Alexandros Avranas im Interview zu „Quiet Life“: „Hoffnung muss manchmal außerhalb des Gewohnten gesucht werden“
- Toni Schindele
- 23. Apr.
- 5 Min. Lesezeit
„Ich dachte, es ist wie Science-Fiction“, sagt Alexandros Avranas über seine erste Begegnung mit dem Resignationssyndrom. Was vor rund sieben Jahren mit dem Lesen eines Zeitungsartikels begann, hat nun den Film „Quiet Life“ hervorgebracht.

Ein Kind liegt still auf einem Bett. Die Augen geschlossen, die Muskeln schlaff, keine sichtbaren Verletzungen, keine körperliche Erkrankung. Es ist nicht bewusstlos, aber nicht ansprechbar. Was hier wie ein medizinisches Rätsel wirkt, ist in Schweden seit Anfang der 2000er-Jahre dokumentierte Realität: das sogenannte Resignationssyndrom. Es wurde erstmals in größerem Umfang bei geflüchteten Kindern beobachtet, insbesondere aus Regionen des ehemaligen Jugoslawiens. Diese Kinder fielen nach der Ablehnung ihres Asylantrags in einen katatonieähnlichen Zustand – ein Phänomen, das seither mehrfach dokumentiert wurde.

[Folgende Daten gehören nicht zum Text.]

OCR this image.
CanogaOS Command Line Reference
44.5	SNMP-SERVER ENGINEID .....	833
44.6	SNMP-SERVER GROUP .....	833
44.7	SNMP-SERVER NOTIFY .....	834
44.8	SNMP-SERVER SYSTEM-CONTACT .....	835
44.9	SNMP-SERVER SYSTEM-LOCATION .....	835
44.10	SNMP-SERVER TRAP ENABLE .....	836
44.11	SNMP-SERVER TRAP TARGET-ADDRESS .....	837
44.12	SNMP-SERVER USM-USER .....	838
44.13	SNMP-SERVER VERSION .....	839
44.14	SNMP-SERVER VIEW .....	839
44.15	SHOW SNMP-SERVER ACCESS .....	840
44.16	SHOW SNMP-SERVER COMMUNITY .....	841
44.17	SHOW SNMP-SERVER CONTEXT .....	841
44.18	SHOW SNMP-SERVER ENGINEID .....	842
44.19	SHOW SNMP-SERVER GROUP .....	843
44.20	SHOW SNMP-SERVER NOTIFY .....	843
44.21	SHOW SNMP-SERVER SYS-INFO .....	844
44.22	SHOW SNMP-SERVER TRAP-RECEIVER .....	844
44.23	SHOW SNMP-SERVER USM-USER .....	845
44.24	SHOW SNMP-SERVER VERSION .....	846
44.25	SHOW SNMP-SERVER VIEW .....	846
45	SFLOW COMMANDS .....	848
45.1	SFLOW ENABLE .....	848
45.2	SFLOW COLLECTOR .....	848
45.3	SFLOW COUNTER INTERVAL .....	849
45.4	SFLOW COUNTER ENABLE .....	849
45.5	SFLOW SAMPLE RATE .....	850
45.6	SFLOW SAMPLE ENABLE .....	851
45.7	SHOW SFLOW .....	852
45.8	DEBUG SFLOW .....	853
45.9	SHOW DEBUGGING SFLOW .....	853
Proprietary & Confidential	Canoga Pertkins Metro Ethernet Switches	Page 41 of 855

In der medizinischen Literatur wird das Syndrom als psychogen klassifiziert. Als Auslöser gelten extreme seelische Belastung, existentielle Bedrohung und das Gefühl völliger Hoffnungslosigkeit. Der griechische Regisseur Alexandros Avranas, international bekannt durch
den vielfach ausgezeichneten Film „Miss Violence“, hat sich diesem Thema in seinem aktuellen Werk „Quiet Life“ gewidmet. Der Film erzählt die Geschichte einer vierköpfigen russischen Familie, die nach einem Mordanschlag auf den Vater nach Schweden flieht. Als ihr Asylantrag abgelehnt wird, verfällt die jüngere Tochter in einen apathischen Zustand.

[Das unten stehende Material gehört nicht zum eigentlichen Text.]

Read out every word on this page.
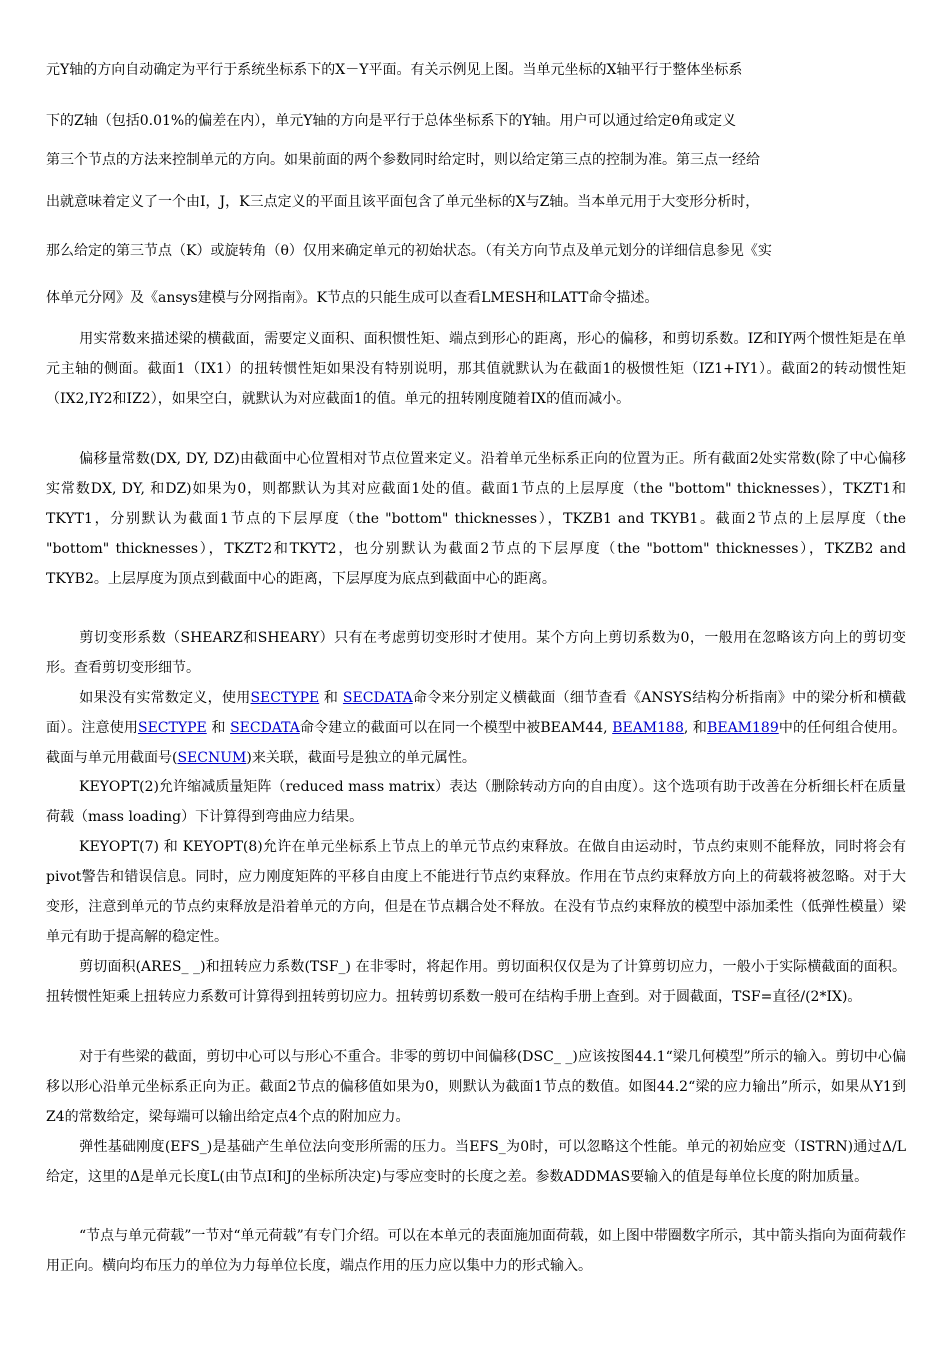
元Y轴的方向自动确定为平行于系统坐标系下的X－Y平面。有关示例见上图。当单元坐标的X轴平行于整体坐标系
下的Z轴（包括0.01%的偏差在内），单元Y轴的方向是平行于总体坐标系下的Y轴。用户可以通过给定θ角或定义
第三个节点的方法来控制单元的方向。如果前面的两个参数同时给定时，则以给定第三点的控制为准。第三点一经给
出就意味着定义了一个由I，J，K三点定义的平面且该平面包含了单元坐标的X与Z轴。当本单元用于大变形分析时，
那么给定的第三节点（K）或旋转角（θ）仅用来确定单元的初始状态。（有关方向节点及单元划分的详细信息参见《实
体单元分网》及《ansys建模与分网指南》。K节点的只能生成可以查看LMESH和LATT命令描述。
用实常数来描述梁的横截面，需要定义面积、面积惯性矩、端点到形心的距离，形心的偏移，和剪切系数。IZ和IY两个惯性矩是在单元主轴的侧面。截面1（IX1）的扭转惯性矩如果没有特别说明，那其值就默认为在截面1的极惯性矩（IZ1+IY1）。截面2的转动惯性矩（IX2,IY2和IZ2），如果空白，就默认为对应截面1的值。单元的扭转刚度随着IX的值而减小。
偏移量常数(DX, DY, DZ)由截面中心位置相对节点位置来定义。沿着单元坐标系正向的位置为正。所有截面2处实常数(除了中心偏移实常数DX, DY, 和DZ)如果为0，则都默认为其对应截面1处的值。截面1节点的上层厚度（the "bottom" thicknesses），TKZT1和TKYT1，分别默认为截面1节点的下层厚度（the "bottom" thicknesses），TKZB1 and TKYB1。截面2节点的上层厚度（the "bottom" thicknesses），TKZT2和TKYT2，也分别默认为截面2节点的下层厚度（the "bottom" thicknesses），TKZB2 and TKYB2。上层厚度为顶点到截面中心的距离，下层厚度为底点到截面中心的距离。
剪切变形系数（SHEARZ和SHEARY）只有在考虑剪切变形时才使用。某个方向上剪切系数为0，一般用在忽略该方向上的剪切变形。查看剪切变形细节。
如果没有实常数定义，使用SECTYPE 和 SECDATA命令来分别定义横截面（细节查看《ANSYS结构分析指南》中的梁分析和横截面）。注意使用SECTYPE 和 SECDATA命令建立的截面可以在同一个模型中被BEAM44, BEAM188, 和BEAM189中的任何组合使用。截面与单元用截面号(SECNUM)来关联，截面号是独立的单元属性。
KEYOPT(2)允许缩减质量矩阵（reduced mass matrix）表达（删除转动方向的自由度）。这个选项有助于改善在分析细长杆在质量荷载（mass loading）下计算得到弯曲应力结果。
KEYOPT(7) 和 KEYOPT(8)允许在单元坐标系上节点上的单元节点约束释放。在做自由运动时，节点约束则不能释放，同时将会有pivot警告和错误信息。同时，应力刚度矩阵的平移自由度上不能进行节点约束释放。作用在节点约束释放方向上的荷载将被忽略。对于大变形，注意到单元的节点约束释放是沿着单元的方向，但是在节点耦合处不释放。在没有节点约束释放的模型中添加柔性（低弹性模量）梁单元有助于提高解的稳定性。
剪切面积(ARES_ _)和扭转应力系数(TSF_) 在非零时，将起作用。剪切面积仅仅是为了计算剪切应力，一般小于实际横截面的面积。扭转惯性矩乘上扭转应力系数可计算得到扭转剪切应力。扭转剪切系数一般可在结构手册上查到。对于圆截面，TSF=直径/(2*IX)。
对于有些梁的截面，剪切中心可以与形心不重合。非零的剪切中间偏移(DSC_ _)应该按图44.1“梁几何模型”所示的输入。剪切中心偏移以形心沿单元坐标系正向为正。截面2节点的偏移值如果为0，则默认为截面1节点的数值。如图44.2“梁的应力输出”所示，如果从Y1到Z4的常数给定，梁每端可以输出给定点4个点的附加应力。
弹性基础刚度(EFS_)是基础产生单位法向变形所需的压力。当EFS_为0时，可以忽略这个性能。单元的初始应变（ISTRN)通过Δ/L给定，这里的Δ是单元长度L(由节点I和J的坐标所决定)与零应变时的长度之差。参数ADDMAS要输入的值是每单位长度的附加质量。
“节点与单元荷载”一节对“单元荷载”有专门介绍。可以在本单元的表面施加面荷载，如上图中带圈数字所示，其中箭头指向为面荷载作用正向。横向均布压力的单位为力每单位长度，端点作用的压力应以集中力的形式输入。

Der Film Journalist: Was haben Sie damals gedacht, als Sie 2018 zum ersten Mal vom Apathie-Syndrom lasen?
Alexandros Avranas: Ich war mir zuerst unsicher, ob es wahr ist oder nicht, als ich es gelesen habe. Ich dachte, es ist wie Science-Fiction und ich glaube, man kann es auch im Film spüren, dieses Gefühl von Dystopie. Als ich wusste, dass es echt ist, habe ich habe sofort mit meinem Co-Autor Stavros Pamballis gesprochen und wir haben angefangen zu schreiben. Wir haben viel recherchiert, zuerst online, weil Corona uns einschränkte. Vor Ort haben wir uns mit Migrationsbehörden, juristischen Aspekten, dem Syndrom selbst, der schwedischen Denkweise und dem gesamten Migrationssystem beschäftigt. Daraus entstand dann diese Version des Drehbuchs.

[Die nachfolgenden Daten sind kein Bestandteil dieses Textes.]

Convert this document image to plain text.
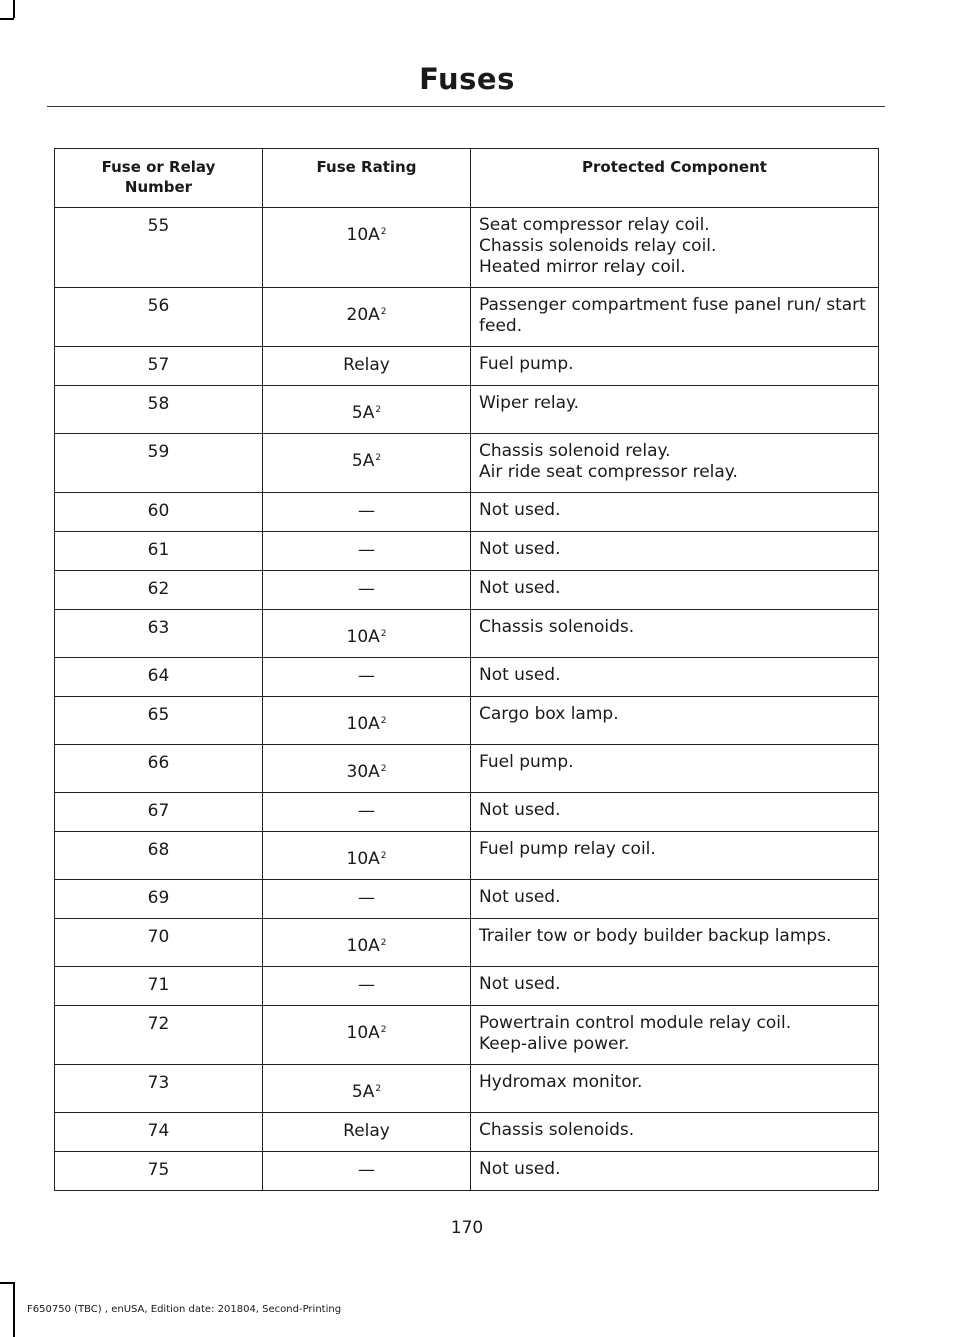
Fuses
Fuse or Relay Number	Fuse Rating	Protected Component
55	$10A^2$	Seat compressor relay coil.
Chassis solenoids relay coil.
Heated mirror relay coil.

56	$20A^2$	Passenger compartment fuse panel run/ start feed.

57	Relay	Fuel pump.

58	$5A^2$	Wiper relay.

59	$5A^2$	Chassis solenoid relay.
Air ride seat compressor relay.

60	—	Not used.

61	—	Not used.

62	—	Not used.

63	$10A^2$	Chassis solenoids.

64	—	Not used.

65	$10A^2$	Cargo box lamp.

66	$30A^2$	Fuel pump.

67	—	Not used.

68	$10A^2$	Fuel pump relay coil.

69	—	Not used.

70	$10A^2$	Trailer tow or body builder backup lamps.

71	—	Not used.

72	$10A^2$	Powertrain control module relay coil.
Keep-alive power.

73	$5A^2$	Hydromax monitor.

74	Relay	Chassis solenoids.

75	—	Not used.
170
F650750 (TBC) , enUSA, Edition date: 201804, Second-Printing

Es war ein langer Prozess mit vielen unterschiedlichen Ansätzen. Für einen griechischen

Regisseur ist es nicht einfach, Filme auf Russisch und in Schweden zu drehen. Der einzige Zugang war über den menschlichen Aspekt: Hoffnung, elterliche Liebe und das gesichtslose System. Ich habe eine starke Verbindung zur griechischen Tragödie. Man spürt das im Film – es geht um Moral, soziale Klassen, um den Wert menschlichen Lebens und um das System, in dem wir leben. All diese Ideen finden sich bereits in der griechischen Tragödie. Das ist auch mein Ansatz in allen Filmen – sehr griechisch, auf eine europäische Weise. Das Potenzial dafür ist immer da.
Der Film Journalist: Warum erzählen Sie diese Geschichte ausgerechnet über eine aus Russland geflüchtete Familie in Schweden?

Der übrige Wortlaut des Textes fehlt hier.